Pourquoi nos corps s’arrêteraient à notre peau ou dans le meilleur des cas incluraient d’autres êtres, d’autres organismes ou d’autres objets encapsulés par la peau?

Y : Je ne sais pas non plus mais tu fais sans doute référence au fait que les images du corps sont extrêmement fluides et dynamiques , c’est à dire que leurs bordures et contours sont osmotiques. Ils ont les remarquables capacités d’incorporer ou de rejeter l’intérieur et l’extérieur pour être dans un échange incessant.


X : En effet les images du corps sont capables de s’accommoder et d’incorporer une gamme extrêmement large d’objets et de discours.

Tout ce qui vient et reste en contact suffisamment longtemps ou, à répétitions suffisamment fréquente, avec les surfaces du corps sera intégrer à l’image du corps.

Comme par exemple les habits , les bijoux, d’autres corps, mais aussi des textes, des chansons etc...

Tout ceci peut marquer, de façon plus ou moins temporaire ou permanente, le corps, ses démarches, ses postures , ses discours, ses positions, etc.

Par exemple les sujets ne marchent pas de même façon habillé ou nu.

Y : Autrement dit chaque image du corps est autant une fonction de la psychologie du sujet, du contexte socio-historique que de l’anatomie. Et il y a toute sorte de non-humains avec lesquels nous sommes enchevêtrés ou entrelacés.


X : Oui exactement. Donc il doit exister une autre alternative pour l’image du corps que celle proposée par l’image anatomique.

Y : A quoi penses tu ? Et que proposes tu ?


X : Par exemple je pense au corps perçu comme espace et temps pour l’échange , le trafic et le commerce. MERCI ELISABETH GROSZ POUR CETTE PROPOSITION

Y : En fait, C’est une pensée assez simpliste que tu proposes. Tu dis que l’image du corps peut rétrécir et se dilater, qu’elle peut donner des parties au monde extérieur et peut prendre des parties extérieures pour les inclure à elle même. Penses tu que cette façon de percevoir l’image du corps a des conséquences sur la façon de voir un individu ?


X : Par exemple suivant cette idée tout individu aurait une infinité de parties extensives. En d’autres termes, il n’y aurait d’individu que composé.
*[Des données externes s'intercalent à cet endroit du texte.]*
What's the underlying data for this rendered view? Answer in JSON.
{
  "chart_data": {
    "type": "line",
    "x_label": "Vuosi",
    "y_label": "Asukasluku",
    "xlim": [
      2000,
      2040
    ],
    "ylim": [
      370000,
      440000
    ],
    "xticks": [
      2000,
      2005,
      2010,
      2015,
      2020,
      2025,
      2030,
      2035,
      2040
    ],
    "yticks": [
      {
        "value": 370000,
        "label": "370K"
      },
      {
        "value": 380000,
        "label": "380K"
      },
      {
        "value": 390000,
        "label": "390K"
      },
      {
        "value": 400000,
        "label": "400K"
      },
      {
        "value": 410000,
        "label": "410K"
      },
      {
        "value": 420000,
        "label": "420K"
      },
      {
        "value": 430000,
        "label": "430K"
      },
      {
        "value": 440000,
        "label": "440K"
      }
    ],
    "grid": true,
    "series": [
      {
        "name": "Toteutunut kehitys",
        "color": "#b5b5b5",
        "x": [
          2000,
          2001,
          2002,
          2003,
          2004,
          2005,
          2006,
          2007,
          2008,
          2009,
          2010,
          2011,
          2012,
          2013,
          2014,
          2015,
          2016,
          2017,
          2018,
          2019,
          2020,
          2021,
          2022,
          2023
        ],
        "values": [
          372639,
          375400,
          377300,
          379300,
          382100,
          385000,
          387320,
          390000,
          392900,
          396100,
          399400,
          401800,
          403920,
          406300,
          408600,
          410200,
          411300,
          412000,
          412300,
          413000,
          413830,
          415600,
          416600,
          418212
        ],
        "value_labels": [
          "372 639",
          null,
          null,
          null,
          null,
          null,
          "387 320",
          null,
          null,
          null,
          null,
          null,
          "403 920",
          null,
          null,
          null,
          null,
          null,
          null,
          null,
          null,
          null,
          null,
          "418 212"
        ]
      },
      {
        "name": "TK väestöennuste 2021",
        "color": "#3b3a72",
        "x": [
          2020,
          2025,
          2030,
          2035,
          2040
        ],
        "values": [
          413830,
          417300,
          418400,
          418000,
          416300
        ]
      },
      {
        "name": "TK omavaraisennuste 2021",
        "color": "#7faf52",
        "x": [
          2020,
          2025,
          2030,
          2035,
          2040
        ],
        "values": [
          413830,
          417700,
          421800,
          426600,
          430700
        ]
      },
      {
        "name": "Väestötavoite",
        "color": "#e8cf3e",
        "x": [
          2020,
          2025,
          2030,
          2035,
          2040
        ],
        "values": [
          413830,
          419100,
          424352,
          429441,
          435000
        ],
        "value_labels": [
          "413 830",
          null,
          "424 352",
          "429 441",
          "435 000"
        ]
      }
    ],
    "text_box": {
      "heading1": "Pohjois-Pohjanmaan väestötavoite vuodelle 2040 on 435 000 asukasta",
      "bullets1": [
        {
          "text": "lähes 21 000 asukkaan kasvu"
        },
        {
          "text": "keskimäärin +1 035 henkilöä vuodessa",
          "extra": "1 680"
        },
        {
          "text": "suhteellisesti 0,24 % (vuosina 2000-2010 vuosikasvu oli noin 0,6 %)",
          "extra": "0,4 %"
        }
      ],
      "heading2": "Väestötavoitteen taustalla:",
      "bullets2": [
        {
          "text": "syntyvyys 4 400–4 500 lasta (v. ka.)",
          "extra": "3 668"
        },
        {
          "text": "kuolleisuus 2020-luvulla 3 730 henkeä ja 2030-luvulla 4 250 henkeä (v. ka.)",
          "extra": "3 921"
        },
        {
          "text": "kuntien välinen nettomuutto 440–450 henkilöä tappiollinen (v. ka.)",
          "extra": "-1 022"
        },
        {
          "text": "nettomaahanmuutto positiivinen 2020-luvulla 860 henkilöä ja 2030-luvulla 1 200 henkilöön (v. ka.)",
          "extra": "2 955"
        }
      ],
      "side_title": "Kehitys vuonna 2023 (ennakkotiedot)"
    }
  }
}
Un individu simple, serait donc une notion dénuée de sens. ...Des parties de mon corps quittent mon corps, prennent un autre rapport, le rapport de n'importe quoi, le rapport du moustique quand il me pique, le rapport ...moi je ne cesse pas d'intégrer des parties sous mes rapports, quand je mange, par exemple, quand je mange il y a des parties extensives que je m'approprie. Ça veut dire quoi, s'approprier des parties ? S'approprier des parties ça veut dire : faire qu'elles quittent le rapport précédent qu'elles effectuaient pour prendre un nouveau rapport, ce nouveau rapport étant un de mes rapports à moi, à savoir: avec de la viande je fais de la chair à moi. Quelle horreur ! Mais enfin, il faut bien vivre (rires), ça ne cesse pas d'être comme ça: des chocs, des appropriations de parties, des transformations de rapports, des compositions à l'infini, etc. ce régime des parties extérieures les unes aux autres qui ne cessent de réagir, en même temps que les ensembles infinis dans lesquels elles entrent ne cessent de varier, c'est précisément ce régime de l'idée inadéquate, des perceptions confuses, et des affects passifs, des affects-passion qui en decoulent. En d'autres termes, c'est parce que je suis composé d'un ensemble d'une infinité d'ensembles infinis de parties extensives extérieures les unes aux autres, que je ne cesse pas d'avoir des perceptions des choses extérieures, des perceptions de moi-même, des perceptions de moi-même dans mes rapports avec les choses extérieures, des perceptions des choses extérieures en rapport avec moi-même, et c'est tout ça qui constitue le monde des signes. MERCI DELEUZE MERCI SPINOZA.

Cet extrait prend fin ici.